The key to tackling mold is to prevent moisture from building up in your home and to do that you will probably have to reduce humidity indoors and improve ventilation10. The solution could be as simple as opening a window, where that option is available, but there are other methods that are just as effective.
For instance, in the bathroom, make sure you have a bathroom fan and that you use it. Circulating the air helps dry out surfaces and prevent a muggy atmosphere. Equally, in the kitchen, a range hood helps get rid of steam and cooking fumes. If you can, dry clothes outdoors, but if you have to do it in your laundry room, open a window or use an extractor fan.
A more advanced solution may be to install a ventilation or air conditioning system in your home. If you already have this equipment, make sure the filters are replaced regularly so that fresh air is able to circulate.

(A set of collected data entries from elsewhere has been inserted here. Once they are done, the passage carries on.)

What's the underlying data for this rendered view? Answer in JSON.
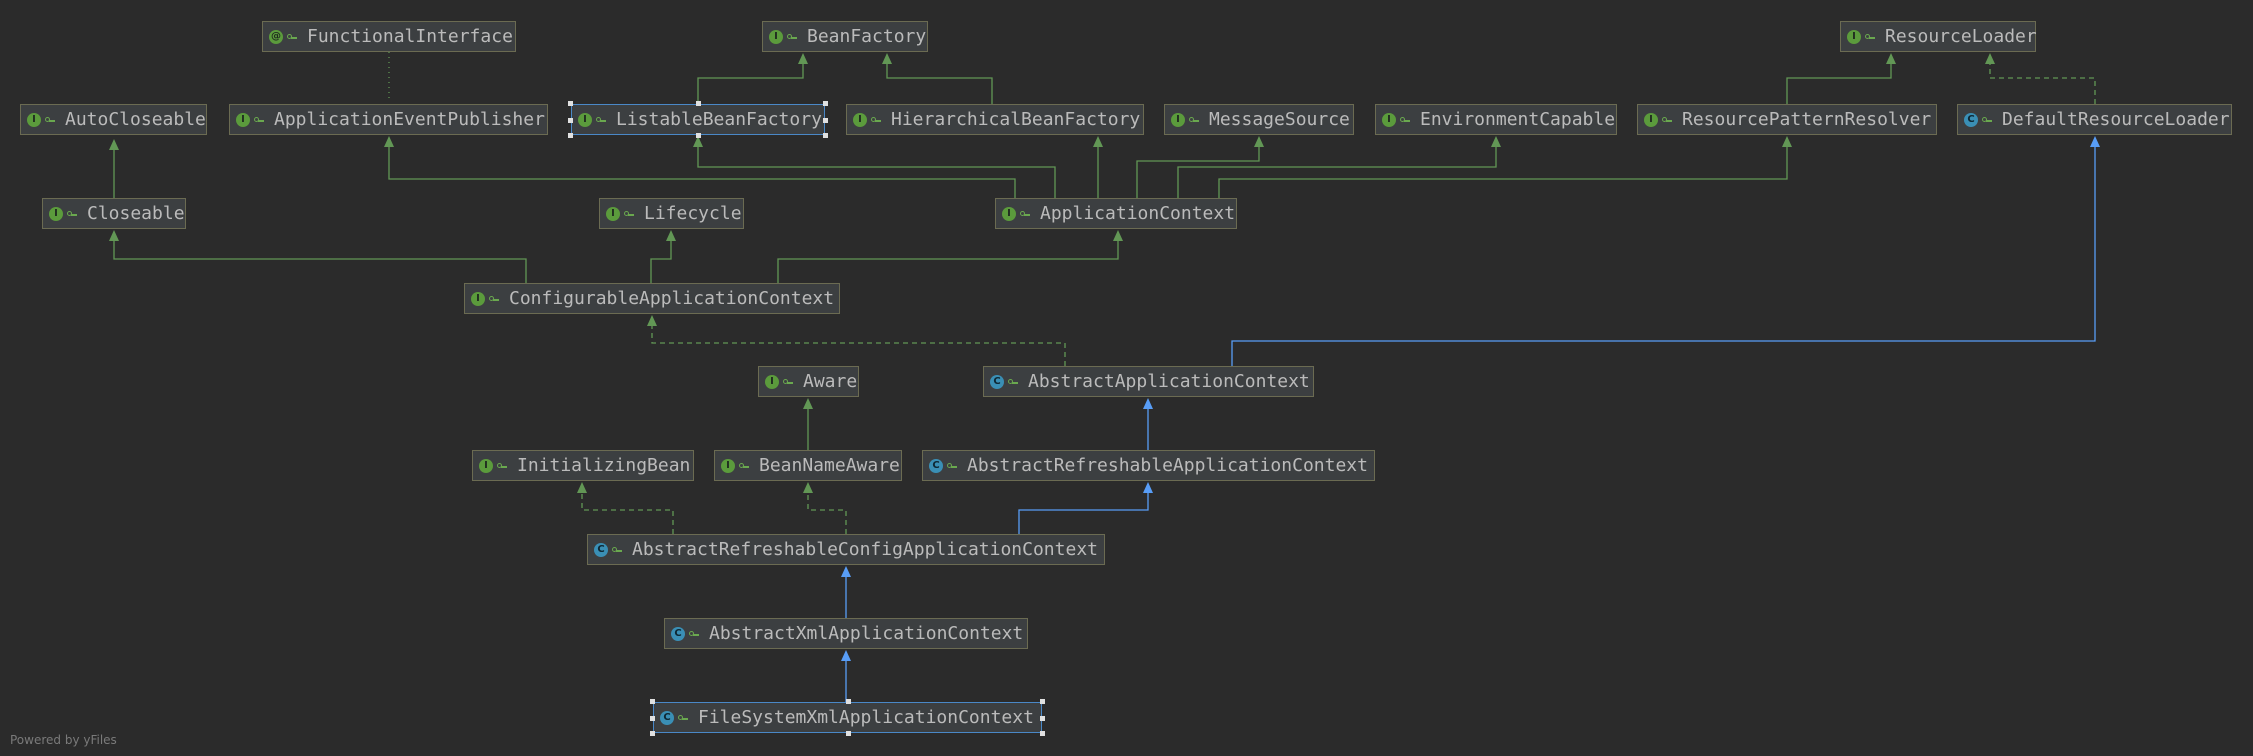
{
  "footer": "Powered by yFiles",
  "colors": {
    "background": "#2b2b2b",
    "interface_edge": "#629755",
    "class_edge": "#589df6",
    "selection": "#4a88c7"
  },
  "nodes": [
    {
      "id": "functional-interface",
      "label": "FunctionalInterface",
      "kind": "functional"
    },
    {
      "id": "bean-factory",
      "label": "BeanFactory",
      "kind": "interface"
    },
    {
      "id": "resource-loader",
      "label": "ResourceLoader",
      "kind": "interface"
    },
    {
      "id": "auto-closeable",
      "label": "AutoCloseable",
      "kind": "interface"
    },
    {
      "id": "application-event-publisher",
      "label": "ApplicationEventPublisher",
      "kind": "interface"
    },
    {
      "id": "listable-bean-factory",
      "label": "ListableBeanFactory",
      "kind": "interface",
      "selected": true
    },
    {
      "id": "hierarchical-bean-factory",
      "label": "HierarchicalBeanFactory",
      "kind": "interface"
    },
    {
      "id": "message-source",
      "label": "MessageSource",
      "kind": "interface"
    },
    {
      "id": "environment-capable",
      "label": "EnvironmentCapable",
      "kind": "interface"
    },
    {
      "id": "resource-pattern-resolver",
      "label": "ResourcePatternResolver",
      "kind": "interface"
    },
    {
      "id": "default-resource-loader",
      "label": "DefaultResourceLoader",
      "kind": "class"
    },
    {
      "id": "closeable",
      "label": "Closeable",
      "kind": "interface"
    },
    {
      "id": "lifecycle",
      "label": "Lifecycle",
      "kind": "interface"
    },
    {
      "id": "application-context",
      "label": "ApplicationContext",
      "kind": "interface"
    },
    {
      "id": "configurable-application-context",
      "label": "ConfigurableApplicationContext",
      "kind": "interface"
    },
    {
      "id": "aware",
      "label": "Aware",
      "kind": "interface"
    },
    {
      "id": "abstract-application-context",
      "label": "AbstractApplicationContext",
      "kind": "abstract-class"
    },
    {
      "id": "initializing-bean",
      "label": "InitializingBean",
      "kind": "interface"
    },
    {
      "id": "bean-name-aware",
      "label": "BeanNameAware",
      "kind": "interface"
    },
    {
      "id": "abstract-refreshable-application-context",
      "label": "AbstractRefreshableApplicationContext",
      "kind": "abstract-class"
    },
    {
      "id": "abstract-refreshable-config-application-context",
      "label": "AbstractRefreshableConfigApplicationContext",
      "kind": "abstract-class"
    },
    {
      "id": "abstract-xml-application-context",
      "label": "AbstractXmlApplicationContext",
      "kind": "abstract-class"
    },
    {
      "id": "file-system-xml-application-context",
      "label": "FileSystemXmlApplicationContext",
      "kind": "class",
      "selected": true
    }
  ],
  "edges": [
    {
      "from": "functional-interface",
      "to": "application-event-publisher",
      "type": "annotation"
    },
    {
      "from": "listable-bean-factory",
      "to": "bean-factory",
      "type": "extends"
    },
    {
      "from": "hierarchical-bean-factory",
      "to": "bean-factory",
      "type": "extends"
    },
    {
      "from": "resource-pattern-resolver",
      "to": "resource-loader",
      "type": "extends"
    },
    {
      "from": "default-resource-loader",
      "to": "resource-loader",
      "type": "implements"
    },
    {
      "from": "closeable",
      "to": "auto-closeable",
      "type": "extends"
    },
    {
      "from": "application-context",
      "to": "application-event-publisher",
      "type": "extends"
    },
    {
      "from": "application-context",
      "to": "listable-bean-factory",
      "type": "extends"
    },
    {
      "from": "application-context",
      "to": "hierarchical-bean-factory",
      "type": "extends"
    },
    {
      "from": "application-context",
      "to": "message-source",
      "type": "extends"
    },
    {
      "from": "application-context",
      "to": "environment-capable",
      "type": "extends"
    },
    {
      "from": "application-context",
      "to": "resource-pattern-resolver",
      "type": "extends"
    },
    {
      "from": "configurable-application-context",
      "to": "closeable",
      "type": "extends"
    },
    {
      "from": "configurable-application-context",
      "to": "lifecycle",
      "type": "extends"
    },
    {
      "from": "configurable-application-context",
      "to": "application-context",
      "type": "extends"
    },
    {
      "from": "abstract-application-context",
      "to": "configurable-application-context",
      "type": "implements"
    },
    {
      "from": "abstract-application-context",
      "to": "default-resource-loader",
      "type": "class-extends"
    },
    {
      "from": "bean-name-aware",
      "to": "aware",
      "type": "extends"
    },
    {
      "from": "abstract-refreshable-application-context",
      "to": "abstract-application-context",
      "type": "class-extends"
    },
    {
      "from": "abstract-refreshable-config-application-context",
      "to": "initializing-bean",
      "type": "implements"
    },
    {
      "from": "abstract-refreshable-config-application-context",
      "to": "bean-name-aware",
      "type": "implements"
    },
    {
      "from": "abstract-refreshable-config-application-context",
      "to": "abstract-refreshable-application-context",
      "type": "class-extends"
    },
    {
      "from": "abstract-xml-application-context",
      "to": "abstract-refreshable-config-application-context",
      "type": "class-extends"
    },
    {
      "from": "file-system-xml-application-context",
      "to": "abstract-xml-application-context",
      "type": "class-extends"
    }
  ]
}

A dehumidifier is another gadget that reduces water in the air so that it is less likely to condense on surfaces.
Look after your family and your home
Mold can be worrying, particularly if you have a young family, but it needn’t be an insurmountable problem. Many of the best ways of tackling the substance are relatively easy and inexpensive.
Remember air quality impacts your home. By monitoring indoor air quality, you’ll have an invaluable insight into the conditions in your home and a headstart when it comes to preventing mold.
- Mold and mildew thrive in warm, damp conditions. They need moisture from humid environments to survive.
- Molds trigger asthma attacks and allergies. They can cause infections for people with low immunity and they’ve been linked to lung problems in children.
- Installing an indoor air quality monitor will alert you to conditions like humidity and temperature, which affect mold build-up in your home
- By lowering humidity and getting air circulating you can tackle mold. Fans, ventilation systems, and simply opening a window are all effective methods.
- By monitoring air quality you gain an insight into your home environment and get a headstart when it comes to preventing mold.